Energy Resilience Guaranteed to Stringent Quality Requirements
Power quality means different things to different people, as do definitions of “electrical outages”. Some utilities choose to define a “loss of power” event only as those outages lasting greater than five minutes, while other utilities define outages as being greater than one minute. A typical utility will have 1-3 power loss events per year that last greater than one minute, with total loss of power minutes over the course of a year totaling 30-60 minutes. Along with the more noticeable “black-out” events, are momentary outages lasting less than one minute that typically occur at a rate of 8-15 times per year.
Unnoticed by the average consumer of electricity, but highly disruptive to sensitive equipment, are the typical 20-30 power quality events that regularly occur on each and every electrical transmission and distribution line. These sags and swells in voltage that last between 3 to 60 cycles in time occur regularly from normal utility switching routines. These normal daily patterns of events have increased over the last 10 years, primarily from deeper penetration levels of intermittent renewable energy sources, creating complexity that can play havoc with transmission and distribution systems.
In order to protect facility equipment and production processes from utility outages and power quality events with microgrids, thresholds to power fluctuations must be defined early in the development process in order to properly define the minimum levels of power quality to be provided. This is often a challenging time during project development since the minimum power quality thresholds for many operations are unknown. The widespread use of power quality standard thresholds for processes and equipment sets generally don’t exist, plus the availability of electrical supply baselines are not something utilities typically provide. Also, utility statistics typically do not cover momentary wave form distortions such as sags, swells, impulses, and harmonics; only complete loss of voltage for greater than one to five minutes.
In the absence of detailed power quality requirements, the Information Technology Industry Curve (ITIC) can be used as an energy resilience guarantee proxy for most sensitive electronic equipment. The ITIC is formerly the Computer and Business Equipment Manufacturers Association (CBEMA) curve. During the last few decades of our digital revolution, the CBEMA curve grew from a design criteria used for large mainframe computers to one that includes many common industrial control devices that are sensitive to power quality fluctuations. Variable frequency drives (VFDs), control boards for industrial equipment like boilers and chillers, and even programmable logic controllers (PLCs) all have been rigorously tested for performance against the voltage characteristics of the ITIC curve.
The Information Technology Industry Curve
ITIC
Curve
(formerly CBEMA)
The ITIC curve illustrates susceptibility to voltage anomalies with the horizontal x-axis representing the duration of the event and the vertical y-axis indicating the percent of voltage anomaly.
The center of the curve shows the acceptable voltage area. Voltage values above the envelope have the potential to cause overexcitation and overvoltage trips. Voltages below the envelope are assumed to cause the load to drop out due to lack of energy.
In other words, the concept is that if the supply voltage stays within the acceptable power area, sensitive equipment will operate well.
Energy Resilience Guarantee: ITIC Power Quality at Five 9’s (99.999%) Availability
Providing utility-scale power with an energy resilience guarantee of greater than 99.999% availability that is continuously conditioned to ITIC power quality levels, as is the case with the NIBC microgrid, required differentiated equipment sets, innovative electrical topologies, and most importantly, an empirically driven development process that was able to quantify marginal increases in reliability and availability versus marginal increases in capital and operating cost.
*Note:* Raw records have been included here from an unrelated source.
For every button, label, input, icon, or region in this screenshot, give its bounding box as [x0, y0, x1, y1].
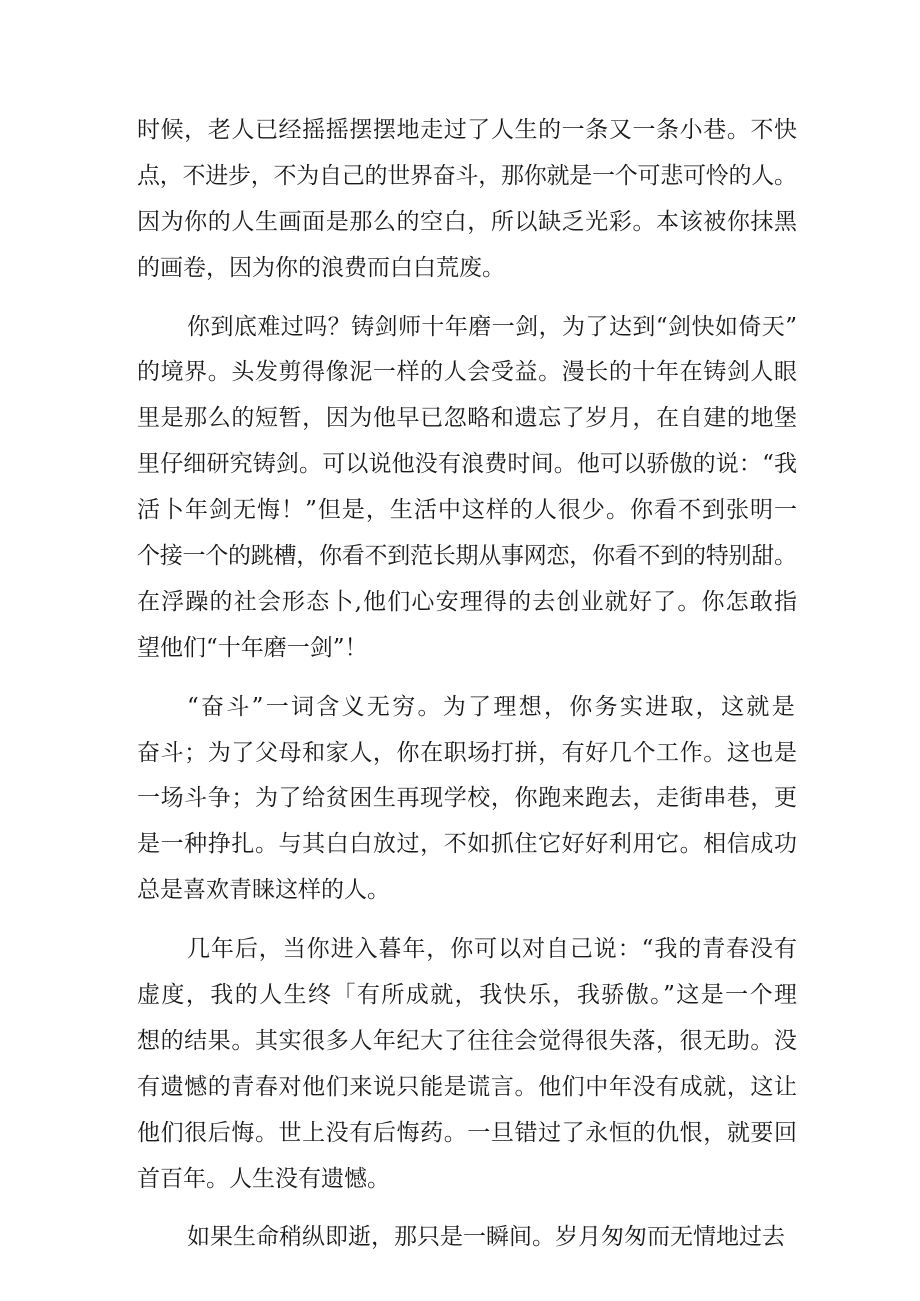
text-line: 在浮躁的社会形态卜,他们心安理得的去创业就好了。你怎敢指 [137, 588, 799, 615]
paragraph-gap [137, 292, 797, 305]
text-line: 奋斗；为了父母和家人，你在职场打拼，有好几个工作。这也是 [137, 739, 798, 766]
document-body [137, 108, 797, 1261]
text-line: 如果生命稍纵即逝，那只是一瞬间。岁月匆匆而无情地过去 [187, 1224, 785, 1251]
text-line: 个接一个的跳槽，你看不到范长期从事网恋，你看不到的特别甜。 [137, 543, 797, 570]
text-line: 望他们“十年磨一剑”！ [137, 634, 368, 661]
paragraph-gap [137, 672, 797, 685]
text-line: 几年后，当你进入暮年，你可以对自己说：“我的青春没有 [187, 936, 798, 963]
text-line: 点，不进步，不为自己的世界奋斗，那你就是一个可悲可怜的人。 [137, 162, 797, 189]
text-line: 时候，老人已经摇摇摆摆地走过了人生的一条又一条小巷。不快 [137, 117, 798, 143]
text-line: 虚度，我的人生终「有所成就，我快乐，我骄傲。”这是一个理 [137, 982, 799, 1009]
text-line: 总是喜欢青睐这样的人。 [137, 877, 390, 904]
text-line: 想的结果。其实很多人年纪大了往往会觉得很失落，很无助。没 [137, 1027, 798, 1054]
paragraph [137, 685, 797, 914]
text-line: 因为你的人生画面是那么的空白，所以缺乏光彩。本该被你抹黑 [137, 208, 798, 235]
text-line: 一场斗争；为了给贫困生再现学校，你跑来跑去，走街串巷，更 [137, 785, 798, 812]
text-line: 他们很后悔。世上没有后悔药。一旦错过了永恒的仇恨，就要回 [137, 1119, 798, 1146]
paragraph [137, 108, 797, 292]
paragraph [137, 927, 797, 1202]
text-line: 里仔细研究铸剑。可以说他没有浪费时间。他可以骄傲的说：“我 [137, 451, 798, 478]
text-line: 活卜年剑无悔！”但是，生活中这样的人很少。你看不到张明一 [137, 497, 799, 524]
paragraph-gap [137, 1202, 797, 1215]
text-line: 首百年。人生没有遗憾。 [137, 1165, 390, 1192]
paragraph-gap [137, 914, 797, 927]
text-line: 的境界。头发剪得像泥一样的人会受益。漫长的十年在铸剑人眼 [137, 359, 798, 386]
text-line: 你到底难过吗？铸剑师十年磨一剑，为了达到“剑快如倚天” [187, 313, 798, 340]
paragraph [137, 305, 797, 672]
text-line: 里是那么的短暂，因为他早已忽略和遗忘了岁月，在自建的地堡 [137, 405, 798, 432]
text-line: 有遗憾的青春对他们来说只能是谎言。他们中年没有成就，这让 [137, 1073, 798, 1100]
text-line: 是一种挣扎。与其白白放过，不如抓住它好好利用它。相信成功 [137, 831, 798, 858]
text-line: “奋斗”一词含义无穷。为了理想，你务实进取，这就是 [187, 693, 797, 720]
paragraph [137, 1215, 797, 1261]
text-line: 的画卷，因为你的浪费而白白荒废。 [137, 254, 505, 281]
With all microgrids, early development efforts need to be open to using commercial off the shelf (COTS) equipment configured in unconventional ways in order to meet stringent power quality standards, reliability requirements, and energy resilience guarantee.
As an example, the NIBC Microgrid project development team was faced with the challenge of reducing capital and operating costs for a proposed microgrid without sacrificing demonstrable power quality or reliability.
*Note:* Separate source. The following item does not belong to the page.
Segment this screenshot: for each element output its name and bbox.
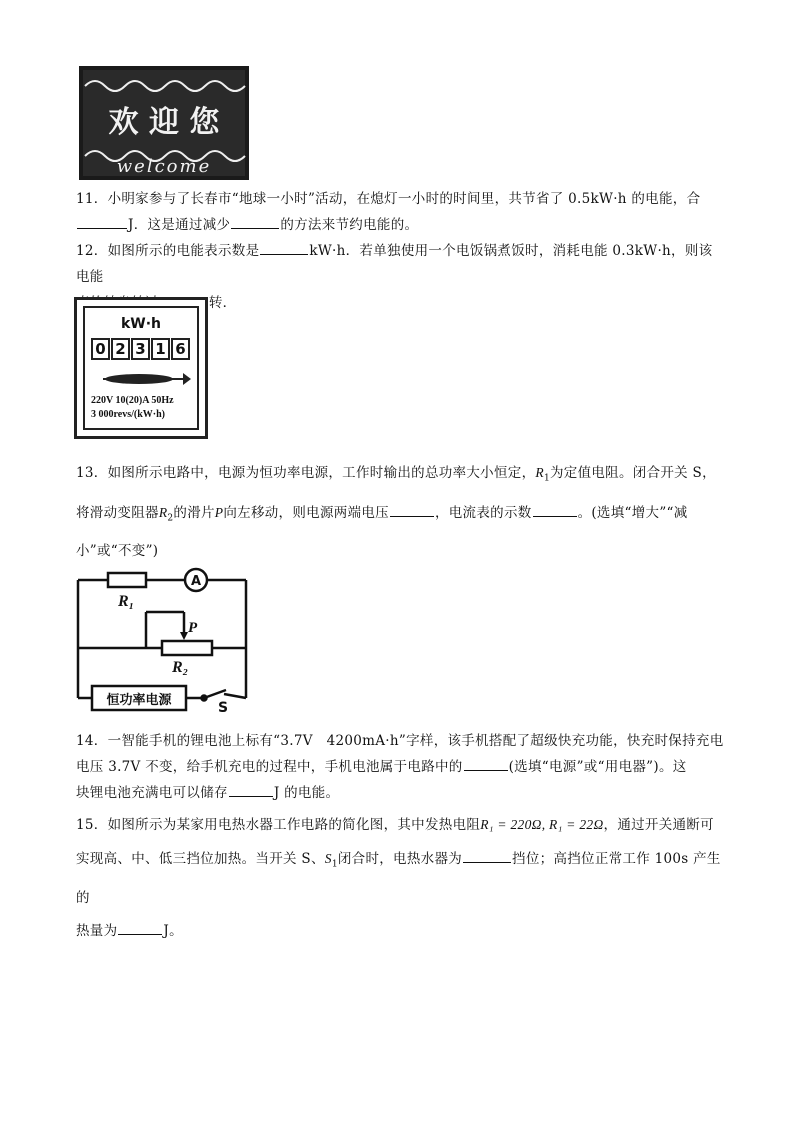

Further complicating this challenge was the fact that feeders from the generation facility not only needed to be isolated from the utility, but also utility’s two incoming power sources needed to appear to the feeders as being four separate sources for purposes of separation and redundancy.
The configuration chosen by the electrical design team was to utilize an isolated-parallel (ISO-parallel) distribution topology that utilized the Rotary UPS units in a unique configuration such that the redundant unit could be shared by the other units, thereby reducing capital costs, increasing reliability, and enabling energy resilience guarantees. The ISO-parallel topology provides fault isolation between output busses and also provides load-sharing between standby generation units, thus reducing the total quantity of units required to meet load swing requirements. The system redundancy required using the ISO-parallel configuration became a fraction of the total operating load.
Also, essential to this topology was the use of isolating chokes that were used for each feeder bus. These chokes have a high impedance, thus filtering out upstream transients and allowing reactive power (VARS) from the Rotary UPS units to backfill as necessary. A diagram of these chokes is shown to the upper right.